Dünyanın En Talihli Vapuru

Elimdeki kitabın son sayfasını okuduğumda kendimi bir masalın içinde gibi hissettim. Onca olumsuzluk varken dünyada ben de bu “Dünyanın En Talihli Vapuru”nda olmak istedim aniden. Dayanışma, dostluk ve mutluluk dolu bir son ile biten bir filmin üzerinizde bıraktığı o garip rahatlama hissi gibiydi bende kalan duygu. Gamze Sürcan’ın yazıp, Zeynep Dağgüden’in resimlediği kitap İş Bankası Kültür Yayınları’ndan çıkıyor. Ne yalan söyleyeyim yazarının tüm pozitif enerjisi önümüze seriliyor kitapta. Birebir İstanbul’daki bir kongrede tanıdığım yazar ile hemen kütüphaneye koşup kitabı aramıştık. Nihayet hafta sonu aldığım kitabı ancak okuyabiliyorum. Kitabı okurken yazarın tüm halleri geldi gözümün önüne. Enerjisini etrafına yayan ve neşesi ile olumsuzlukları bertaraf eden yapısı her sayfaya sinmiş. İçimden geldiği için burada da söylemek istiyorum; “Sevgili Gamze, kitabındaki vapura seninle birlikte binmek ve seyahat etmek isterdim. En az yaratmak istediğin dünyadaki insanlar kadar güzel insanlar çıksın yoluna.”

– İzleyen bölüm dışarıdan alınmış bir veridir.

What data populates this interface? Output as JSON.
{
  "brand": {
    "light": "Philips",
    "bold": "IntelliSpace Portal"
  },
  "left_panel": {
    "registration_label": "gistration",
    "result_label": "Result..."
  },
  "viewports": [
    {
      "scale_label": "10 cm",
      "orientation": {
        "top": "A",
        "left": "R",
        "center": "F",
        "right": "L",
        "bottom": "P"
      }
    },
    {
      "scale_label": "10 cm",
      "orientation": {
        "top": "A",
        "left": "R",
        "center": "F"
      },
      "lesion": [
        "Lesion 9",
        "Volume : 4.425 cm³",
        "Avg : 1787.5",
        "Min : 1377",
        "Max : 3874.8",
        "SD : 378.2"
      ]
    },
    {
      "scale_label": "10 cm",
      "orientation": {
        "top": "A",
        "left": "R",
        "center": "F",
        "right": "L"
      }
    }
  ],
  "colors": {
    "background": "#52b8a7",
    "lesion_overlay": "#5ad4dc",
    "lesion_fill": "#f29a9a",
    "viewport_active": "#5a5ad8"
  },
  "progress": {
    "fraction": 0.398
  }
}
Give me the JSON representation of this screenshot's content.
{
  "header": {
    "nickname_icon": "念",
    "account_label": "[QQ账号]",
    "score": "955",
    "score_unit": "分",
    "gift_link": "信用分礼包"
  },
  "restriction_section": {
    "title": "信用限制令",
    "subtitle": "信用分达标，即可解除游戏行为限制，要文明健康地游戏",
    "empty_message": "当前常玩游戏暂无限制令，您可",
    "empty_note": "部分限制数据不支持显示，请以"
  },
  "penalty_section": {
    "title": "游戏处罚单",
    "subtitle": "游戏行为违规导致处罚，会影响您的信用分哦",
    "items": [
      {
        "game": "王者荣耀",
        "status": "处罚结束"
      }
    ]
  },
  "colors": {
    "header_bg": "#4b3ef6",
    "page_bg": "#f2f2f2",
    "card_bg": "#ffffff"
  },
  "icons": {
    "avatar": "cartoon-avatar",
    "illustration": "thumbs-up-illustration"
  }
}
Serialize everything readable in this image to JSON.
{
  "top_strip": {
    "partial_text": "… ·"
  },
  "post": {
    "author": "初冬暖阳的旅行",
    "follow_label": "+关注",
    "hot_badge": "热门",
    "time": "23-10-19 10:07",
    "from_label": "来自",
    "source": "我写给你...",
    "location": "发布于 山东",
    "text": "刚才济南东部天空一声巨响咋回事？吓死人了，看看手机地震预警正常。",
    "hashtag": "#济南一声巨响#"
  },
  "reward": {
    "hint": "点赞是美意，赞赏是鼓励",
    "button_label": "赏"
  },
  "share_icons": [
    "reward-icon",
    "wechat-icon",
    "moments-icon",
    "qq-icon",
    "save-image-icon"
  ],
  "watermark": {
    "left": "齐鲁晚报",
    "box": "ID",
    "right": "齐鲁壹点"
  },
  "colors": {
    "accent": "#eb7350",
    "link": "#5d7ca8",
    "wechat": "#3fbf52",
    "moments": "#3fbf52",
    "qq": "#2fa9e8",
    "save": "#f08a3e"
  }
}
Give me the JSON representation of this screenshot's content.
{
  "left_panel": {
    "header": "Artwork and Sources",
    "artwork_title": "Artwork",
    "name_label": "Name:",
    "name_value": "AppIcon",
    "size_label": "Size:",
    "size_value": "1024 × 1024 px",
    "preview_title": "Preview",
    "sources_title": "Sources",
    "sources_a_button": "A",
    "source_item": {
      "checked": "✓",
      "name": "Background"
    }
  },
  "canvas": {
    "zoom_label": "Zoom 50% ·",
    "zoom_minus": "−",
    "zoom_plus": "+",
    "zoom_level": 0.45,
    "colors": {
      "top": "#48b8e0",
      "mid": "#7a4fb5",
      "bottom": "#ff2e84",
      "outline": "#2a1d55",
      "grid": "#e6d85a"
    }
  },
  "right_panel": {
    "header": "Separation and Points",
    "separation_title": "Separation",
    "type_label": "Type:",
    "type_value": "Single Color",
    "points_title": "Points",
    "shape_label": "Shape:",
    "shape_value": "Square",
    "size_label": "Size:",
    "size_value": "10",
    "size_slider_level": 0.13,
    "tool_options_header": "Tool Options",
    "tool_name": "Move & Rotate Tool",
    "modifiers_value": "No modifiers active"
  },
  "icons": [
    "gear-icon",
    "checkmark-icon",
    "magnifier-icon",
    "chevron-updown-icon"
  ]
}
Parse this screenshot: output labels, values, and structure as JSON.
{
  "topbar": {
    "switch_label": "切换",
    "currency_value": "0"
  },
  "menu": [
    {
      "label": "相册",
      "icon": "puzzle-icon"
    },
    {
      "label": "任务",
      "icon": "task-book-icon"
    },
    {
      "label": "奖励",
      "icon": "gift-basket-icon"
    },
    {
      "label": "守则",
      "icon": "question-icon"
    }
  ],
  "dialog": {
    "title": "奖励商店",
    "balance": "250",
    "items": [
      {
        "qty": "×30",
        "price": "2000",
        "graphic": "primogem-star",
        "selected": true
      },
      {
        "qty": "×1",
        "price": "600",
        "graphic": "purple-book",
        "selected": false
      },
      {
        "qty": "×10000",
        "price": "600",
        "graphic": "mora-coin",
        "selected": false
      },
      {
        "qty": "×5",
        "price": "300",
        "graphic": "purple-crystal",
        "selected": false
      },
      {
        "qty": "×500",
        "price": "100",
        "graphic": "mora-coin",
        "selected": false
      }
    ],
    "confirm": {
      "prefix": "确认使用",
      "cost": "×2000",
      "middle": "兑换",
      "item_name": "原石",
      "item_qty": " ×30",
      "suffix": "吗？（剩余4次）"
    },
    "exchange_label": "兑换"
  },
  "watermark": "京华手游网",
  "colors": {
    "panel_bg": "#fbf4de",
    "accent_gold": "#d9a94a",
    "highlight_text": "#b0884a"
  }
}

Anne ve babası kuşbilimci olan bir çocuk senelerdir görmediği anneannesine bir haftalığına bırakılıyor ve heyecan o ilk andan itibaren başlıyor. Nefise Nine adlı bir kitap üzerine daha önce yazmıştım. Tagrid en-Neccar tarafından yazılan bu kitaptaki nine bir ressamdı ve torunu ile geçirdiği keyifli vakit okur olarak bizlere de bulaşmıştı. Elimdeki kitapta da benzer bir hikaye var ama bu sefer nine sporcu. Üstelik bol ödüllü bir nine. Hayata bakışı oldukça güzel ve pozitif. Çocuk ninesinin her haline; ama en çok da hareket kabiliyetine şaşırıyor. Bir de evde birbirinden ilginç koleksiyonlarına. Göbek pamuğundan yapılan koleksiyondan şiir koleksiyonuna kadar genişleyen çeşitlilikte bizler de en az torun kadar heyecanla izliyoruz anlatılanları. Kitabın en çok sevdiğim kısımlarından bir tanesi de bir odaya tavandan asılı olarak yapılan ve bulut şekli verilen pamuk helvalardı. İstediği zaman bu renkli pamuk helvalardan alan çocuk ve nine ayrı bir keyfi sürüyorlardı. İkili arasında geçen keyifli ve alışılmışın dışındaki olaylara bir kuşçuk ekleniyor. Bacakları olmayan, ebatları ve kanatları sıradan kuşlar gibi olmayan bu kuşçuk bir gökkuşağına çarparak yeryüzüne ve bu ikilinin kaldığı evin duvarındaki boşluğa düşüp sıkışıyor. Anneanne ve torun tarafından çıkarılan kuşçuğun konuşuyor olması da ayrıca masalsı bir tad bırakıyor okura. Kitap bu kuşçuğun tekrar gökyüzüne uğurlanması için harcanan çaba etrafında dönüyor artık.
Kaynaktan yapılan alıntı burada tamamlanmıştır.